= Continuous-time random walk =

Random walk with random time between jumps

In mathematics, a continuous-time random walk (CTRW) is a generalization of a random walk where the wandering particle waits for a random time between jumps. It is a stochastic jump process with arbitrary distributions of jump lengths and waiting times. More generally it can be seen to be a special case of a Markov renewal process.

== Motivation ==

CTRW was introduced by Montroll and Weiss as a generalization of physical diffusion processes to effectively describe anomalous diffusion, i.e., the super- and sub-diffusive cases. An equivalent formulation of the CTRW is given by generalized master equations. A connection between CTRWs and diffusion equations with fractional time derivatives has been established. Similarly, time-space fractional diffusion equations can be considered as CTRWs with continuously distributed jumps or continuum approximations of CTRWs on lattices.

== Formulation ==

A simple formulation of a CTRW is to consider the stochastic process $X(t)$ defined by

$X(t) = X_0 + \sum_{i=1}^{N(t)} \Delta X_i,$

whose increments $\Delta X_i$ are iid random variables taking values in a domain $\Omega$ and $N(t)$ is the number of jumps in the interval $(0,t)$. The probability for the process taking the value $X$ at time $t$ is then given by

$P(X,t) = \sum_{n=0}^\infty P(n,t) P_n(X).$

Here $P_n(X)$ is the probability for the process taking the value $X$ after $n$ jumps, and $P(n,t)$ is the probability of having $n$ jumps after time $t$.

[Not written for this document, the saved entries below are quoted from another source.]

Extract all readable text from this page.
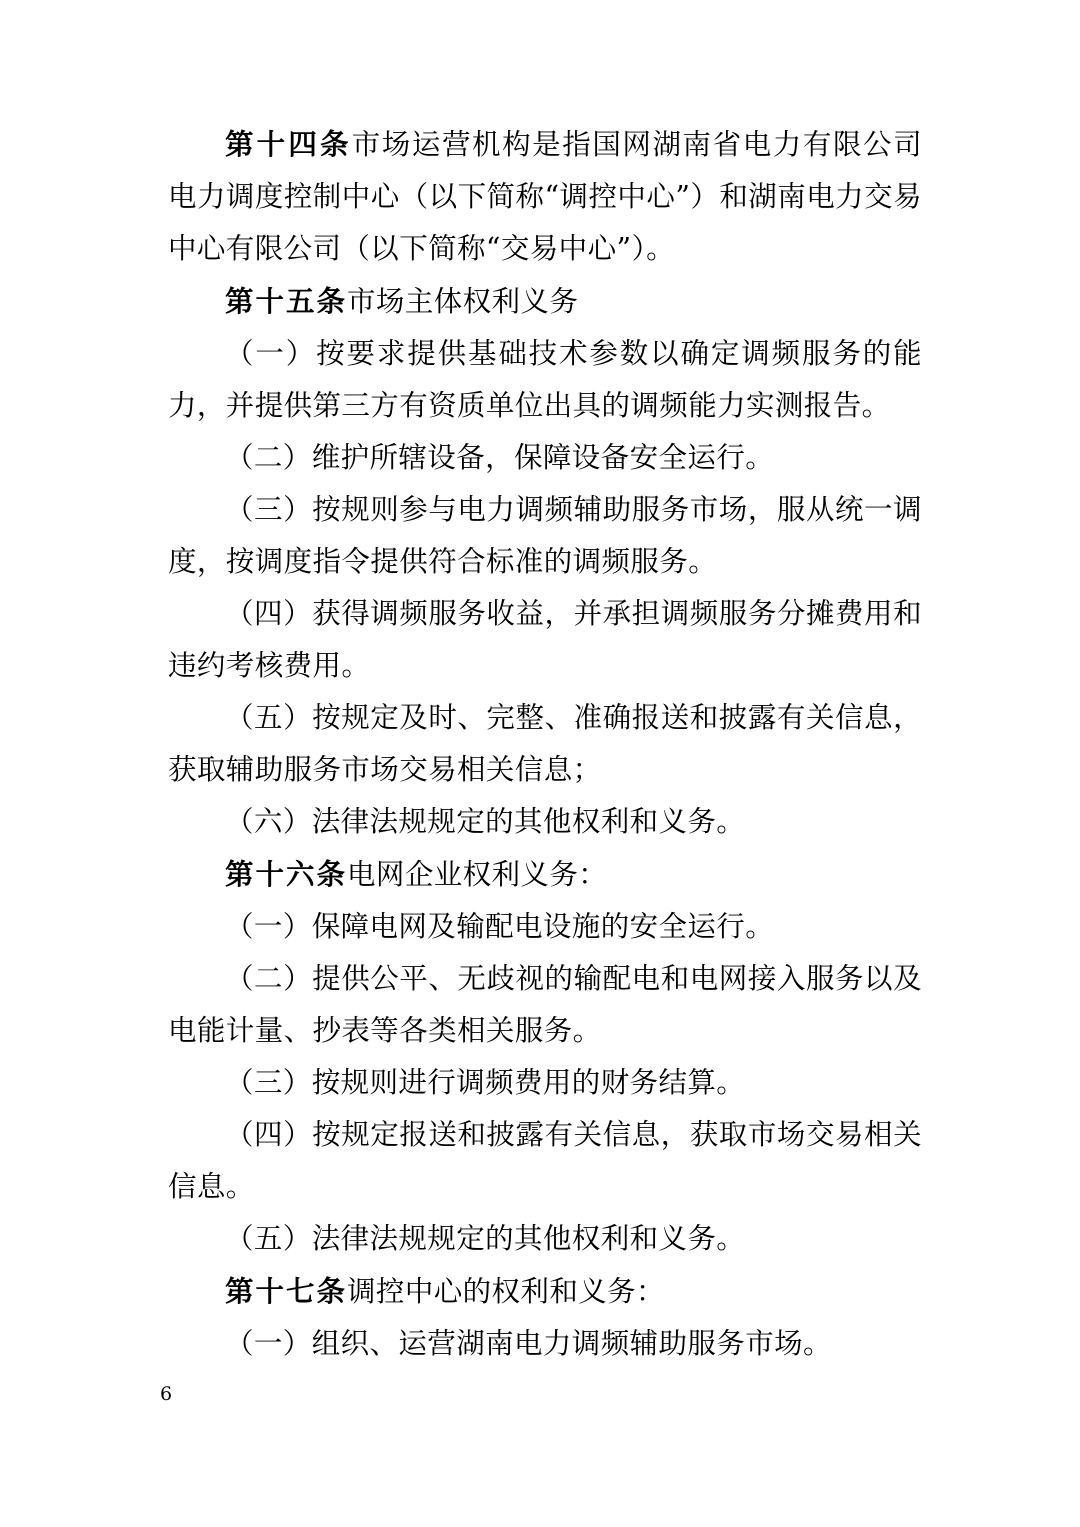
第十四条市场运营机构是指国网湖南省电力有限公司电力调度控制中心（以下简称“调控中心”）和湖南电力交易中心有限公司（以下简称“交易中心”）。

第十五条市场主体权利义务

（一）按要求提供基础技术参数以确定调频服务的能力，并提供第三方有资质单位出具的调频能力实测报告。

（二）维护所辖设备，保障设备安全运行。

（三）按规则参与电力调频辅助服务市场，服从统一调度，按调度指令提供符合标准的调频服务。

（四）获得调频服务收益，并承担调频服务分摊费用和违约考核费用。

（五）按规定及时、完整、准确报送和披露有关信息，获取辅助服务市场交易相关信息；

（六）法律法规规定的其他权利和义务。

第十六条电网企业权利义务：

（一）保障电网及输配电设施的安全运行。

（二）提供公平、无歧视的输配电和电网接入服务以及电能计量、抄表等各类相关服务。

（三）按规则进行调频费用的财务结算。

（四）按规定报送和披露有关信息，获取市场交易相关信息。

（五）法律法规规定的其他权利和义务。

第十七条调控中心的权利和义务：

（一）组织、运营湖南电力调频辅助服务市场。

6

== Montroll–Weiss formula ==

We denote by $\tau$ the waiting time in between two jumps of $N(t)$ and by $\psi(\tau)$ its distribution. The Laplace transform of $\psi(\tau)$ is defined by

$\tilde{\psi}(s)=\int_0^{\infty} d\tau \, e^{-\tau s} \psi(\tau).$

Similarly, the characteristic function of the jump distribution $f(\Delta X)$ is given by its Fourier transform:

$\hat{f}(k)=\int_\Omega d(\Delta X) \, e^{i k\Delta X} f(\Delta X).$

One can show that the Laplace–Fourier transform of the probability $P(X,t)$ is given by

$\hat{\tilde{P}}(k,s) = \frac{1-\tilde{\psi}(s)}{s} \frac{1}{1-\tilde{\psi}(s)\hat{f}(k)}.$

The above is called the Montroll–Weiss formula.

== Examples ==

The homogeneous Poisson point process is a continuous time random walk with exponential holding times and with each increment deterministically equal to 1.